Under the plans in place for the day, all heads of state and overseas government representatives, including foreign royal families, are expected to gather at a central venue and travel under "collective arrangements" to the Abbey.
The state funeral service will be conducted by the Dean of Westminster, with Prime Minister Liz Truss and Commonwealth Secretary-General Baroness Patricia Scotland reading "lessons".
The Archbishop of York, the Cardinal Archbishop of Westminster, the Moderator of the General Assembly of the Church of Scotland and the Free Churches Moderator will say prayers and the sermon will be given by the Archbishop of Canterbury, who will also give the Commendation.
The conclusion of the first state funeral in the UK in 57 years, last held at the Abbey for Britain's war-time Prime Minister Winston Churchill in 1965, will be followed by a service and a private burial ceremony at St.George's Chapel in Windsor. The late monarch will be laid to rest in the chapel at Windsor Castle.

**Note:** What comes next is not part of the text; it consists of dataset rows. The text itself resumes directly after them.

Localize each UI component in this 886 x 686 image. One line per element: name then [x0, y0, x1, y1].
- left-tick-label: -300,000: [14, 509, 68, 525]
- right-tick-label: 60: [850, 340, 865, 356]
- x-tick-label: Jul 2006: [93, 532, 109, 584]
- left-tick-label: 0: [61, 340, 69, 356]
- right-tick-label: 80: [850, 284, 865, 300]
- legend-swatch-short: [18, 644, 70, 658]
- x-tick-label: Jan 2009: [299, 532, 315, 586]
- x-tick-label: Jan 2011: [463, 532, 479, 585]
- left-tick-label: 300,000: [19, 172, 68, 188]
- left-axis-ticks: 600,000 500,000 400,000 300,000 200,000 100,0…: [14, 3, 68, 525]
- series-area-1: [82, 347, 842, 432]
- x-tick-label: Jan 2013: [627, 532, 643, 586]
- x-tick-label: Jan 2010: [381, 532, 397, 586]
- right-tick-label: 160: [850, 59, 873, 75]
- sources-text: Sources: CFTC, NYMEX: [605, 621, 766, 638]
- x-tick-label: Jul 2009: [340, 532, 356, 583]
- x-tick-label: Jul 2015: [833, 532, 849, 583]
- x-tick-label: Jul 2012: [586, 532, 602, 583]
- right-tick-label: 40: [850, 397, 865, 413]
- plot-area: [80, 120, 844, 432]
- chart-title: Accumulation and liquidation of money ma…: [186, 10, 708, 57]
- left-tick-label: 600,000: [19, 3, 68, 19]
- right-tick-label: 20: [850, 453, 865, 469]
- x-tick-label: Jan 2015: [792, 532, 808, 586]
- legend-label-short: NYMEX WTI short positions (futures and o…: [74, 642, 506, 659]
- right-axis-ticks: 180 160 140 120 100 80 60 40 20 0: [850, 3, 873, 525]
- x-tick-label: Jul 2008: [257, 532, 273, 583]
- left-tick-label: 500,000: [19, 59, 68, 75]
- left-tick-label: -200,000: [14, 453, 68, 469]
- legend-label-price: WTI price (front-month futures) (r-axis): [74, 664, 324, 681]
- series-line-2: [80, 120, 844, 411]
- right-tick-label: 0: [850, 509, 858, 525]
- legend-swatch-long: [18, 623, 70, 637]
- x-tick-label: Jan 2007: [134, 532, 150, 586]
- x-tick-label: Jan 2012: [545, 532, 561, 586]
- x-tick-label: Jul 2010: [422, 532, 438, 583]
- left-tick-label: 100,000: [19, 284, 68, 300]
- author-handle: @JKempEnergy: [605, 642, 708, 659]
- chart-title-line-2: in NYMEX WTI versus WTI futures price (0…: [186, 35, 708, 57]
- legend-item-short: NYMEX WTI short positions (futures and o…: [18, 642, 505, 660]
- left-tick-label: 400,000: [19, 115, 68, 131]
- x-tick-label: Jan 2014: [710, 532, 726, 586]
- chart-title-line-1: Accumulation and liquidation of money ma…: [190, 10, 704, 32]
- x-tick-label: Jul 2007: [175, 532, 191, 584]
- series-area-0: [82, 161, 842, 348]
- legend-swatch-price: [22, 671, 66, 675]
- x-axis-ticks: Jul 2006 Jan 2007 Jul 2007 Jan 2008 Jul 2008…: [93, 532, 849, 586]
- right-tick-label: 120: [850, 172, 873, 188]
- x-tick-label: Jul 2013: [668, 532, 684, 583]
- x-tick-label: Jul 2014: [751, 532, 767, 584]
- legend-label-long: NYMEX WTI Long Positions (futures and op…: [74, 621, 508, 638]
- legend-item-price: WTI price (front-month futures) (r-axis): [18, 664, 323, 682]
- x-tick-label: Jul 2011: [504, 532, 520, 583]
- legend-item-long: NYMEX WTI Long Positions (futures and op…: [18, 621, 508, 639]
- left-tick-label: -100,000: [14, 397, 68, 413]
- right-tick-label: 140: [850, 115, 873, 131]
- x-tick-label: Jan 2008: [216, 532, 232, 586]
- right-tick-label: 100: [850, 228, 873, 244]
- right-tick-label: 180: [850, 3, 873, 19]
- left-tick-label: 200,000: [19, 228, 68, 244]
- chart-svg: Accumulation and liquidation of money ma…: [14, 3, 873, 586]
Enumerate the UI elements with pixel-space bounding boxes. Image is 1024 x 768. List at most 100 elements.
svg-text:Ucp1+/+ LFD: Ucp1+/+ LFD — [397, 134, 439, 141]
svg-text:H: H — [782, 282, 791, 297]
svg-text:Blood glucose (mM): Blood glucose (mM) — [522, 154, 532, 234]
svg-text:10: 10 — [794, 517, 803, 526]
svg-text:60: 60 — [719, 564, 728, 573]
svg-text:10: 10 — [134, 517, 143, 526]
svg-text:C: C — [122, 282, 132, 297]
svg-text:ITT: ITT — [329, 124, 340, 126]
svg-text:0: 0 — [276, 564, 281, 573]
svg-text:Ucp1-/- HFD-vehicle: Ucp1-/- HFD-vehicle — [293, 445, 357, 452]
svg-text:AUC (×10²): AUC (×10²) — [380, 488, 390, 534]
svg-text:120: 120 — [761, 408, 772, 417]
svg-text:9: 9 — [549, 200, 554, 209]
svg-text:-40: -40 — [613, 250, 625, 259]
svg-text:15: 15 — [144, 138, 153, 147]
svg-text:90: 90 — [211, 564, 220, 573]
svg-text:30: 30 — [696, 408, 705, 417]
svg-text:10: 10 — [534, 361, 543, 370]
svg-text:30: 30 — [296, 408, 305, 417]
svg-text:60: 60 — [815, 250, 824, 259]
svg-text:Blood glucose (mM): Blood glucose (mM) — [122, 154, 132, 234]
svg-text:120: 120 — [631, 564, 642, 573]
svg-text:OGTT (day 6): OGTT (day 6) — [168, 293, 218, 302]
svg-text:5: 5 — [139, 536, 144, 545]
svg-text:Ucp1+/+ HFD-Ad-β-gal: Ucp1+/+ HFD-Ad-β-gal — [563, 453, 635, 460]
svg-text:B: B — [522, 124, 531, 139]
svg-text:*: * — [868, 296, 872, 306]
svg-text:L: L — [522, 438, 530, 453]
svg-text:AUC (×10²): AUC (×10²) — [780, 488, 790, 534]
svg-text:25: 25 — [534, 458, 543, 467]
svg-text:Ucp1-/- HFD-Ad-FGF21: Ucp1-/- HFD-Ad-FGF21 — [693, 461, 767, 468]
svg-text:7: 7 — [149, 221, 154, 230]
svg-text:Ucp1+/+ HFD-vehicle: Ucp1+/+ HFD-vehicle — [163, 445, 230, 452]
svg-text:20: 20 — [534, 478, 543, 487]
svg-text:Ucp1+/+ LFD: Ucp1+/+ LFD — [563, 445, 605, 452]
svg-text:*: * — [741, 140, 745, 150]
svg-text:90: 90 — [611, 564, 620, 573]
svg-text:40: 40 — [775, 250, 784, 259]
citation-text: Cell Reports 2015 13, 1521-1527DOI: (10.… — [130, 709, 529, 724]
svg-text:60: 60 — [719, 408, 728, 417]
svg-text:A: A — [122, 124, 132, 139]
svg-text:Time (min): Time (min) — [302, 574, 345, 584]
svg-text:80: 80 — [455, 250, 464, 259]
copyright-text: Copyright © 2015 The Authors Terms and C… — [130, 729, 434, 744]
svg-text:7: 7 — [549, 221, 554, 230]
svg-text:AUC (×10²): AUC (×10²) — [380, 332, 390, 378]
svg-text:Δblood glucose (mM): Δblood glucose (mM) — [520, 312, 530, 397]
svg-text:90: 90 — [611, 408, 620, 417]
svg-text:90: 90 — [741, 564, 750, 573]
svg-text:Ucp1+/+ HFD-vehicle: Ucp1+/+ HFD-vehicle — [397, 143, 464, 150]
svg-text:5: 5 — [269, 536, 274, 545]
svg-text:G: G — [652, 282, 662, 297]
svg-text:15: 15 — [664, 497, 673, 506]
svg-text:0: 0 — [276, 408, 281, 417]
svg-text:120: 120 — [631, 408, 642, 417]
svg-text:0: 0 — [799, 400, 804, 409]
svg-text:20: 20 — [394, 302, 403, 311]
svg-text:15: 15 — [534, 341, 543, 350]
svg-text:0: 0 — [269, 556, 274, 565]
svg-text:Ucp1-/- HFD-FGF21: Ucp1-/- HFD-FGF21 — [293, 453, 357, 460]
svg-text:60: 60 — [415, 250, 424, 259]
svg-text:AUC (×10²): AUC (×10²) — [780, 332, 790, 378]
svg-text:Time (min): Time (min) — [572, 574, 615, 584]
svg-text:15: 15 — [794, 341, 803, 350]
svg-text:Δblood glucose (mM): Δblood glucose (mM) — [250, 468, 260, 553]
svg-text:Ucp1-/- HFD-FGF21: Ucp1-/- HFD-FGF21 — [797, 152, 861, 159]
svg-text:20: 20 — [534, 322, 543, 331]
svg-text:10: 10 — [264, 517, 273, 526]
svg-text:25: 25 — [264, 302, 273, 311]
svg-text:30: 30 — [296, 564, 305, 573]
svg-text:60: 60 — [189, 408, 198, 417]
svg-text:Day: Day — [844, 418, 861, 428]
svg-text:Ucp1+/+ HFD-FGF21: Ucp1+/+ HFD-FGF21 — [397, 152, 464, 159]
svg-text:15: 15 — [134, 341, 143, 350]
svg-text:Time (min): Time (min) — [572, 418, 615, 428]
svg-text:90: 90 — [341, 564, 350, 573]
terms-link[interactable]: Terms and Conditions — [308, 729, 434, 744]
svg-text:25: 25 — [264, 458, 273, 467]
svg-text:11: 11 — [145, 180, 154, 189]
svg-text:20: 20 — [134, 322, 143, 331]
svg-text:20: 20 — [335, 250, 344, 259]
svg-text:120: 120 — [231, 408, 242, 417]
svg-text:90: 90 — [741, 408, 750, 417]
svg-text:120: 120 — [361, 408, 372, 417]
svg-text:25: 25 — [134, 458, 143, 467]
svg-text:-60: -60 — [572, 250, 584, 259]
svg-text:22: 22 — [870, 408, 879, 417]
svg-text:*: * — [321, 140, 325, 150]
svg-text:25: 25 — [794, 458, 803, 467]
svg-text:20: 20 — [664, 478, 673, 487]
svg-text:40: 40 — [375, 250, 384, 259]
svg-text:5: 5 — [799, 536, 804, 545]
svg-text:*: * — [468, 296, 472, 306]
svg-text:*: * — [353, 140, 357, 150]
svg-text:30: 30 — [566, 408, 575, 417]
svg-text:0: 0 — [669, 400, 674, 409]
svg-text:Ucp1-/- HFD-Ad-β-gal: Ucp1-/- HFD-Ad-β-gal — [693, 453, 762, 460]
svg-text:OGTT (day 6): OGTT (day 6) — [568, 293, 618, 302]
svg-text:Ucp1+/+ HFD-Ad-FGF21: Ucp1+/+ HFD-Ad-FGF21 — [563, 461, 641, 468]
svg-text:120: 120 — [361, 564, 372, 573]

Meanwhile, King Charles has thanked police officers involved in the long-term planning of Operation London Bridge - the codename for the operation following Queen Elizabeth II's death.
During a visit to the Metropolitan Police Service Special Operations Room on Saturday, the King asked officers if the plans are working. The officers, who have been involved in the operation for three years, said "they are, absolutely".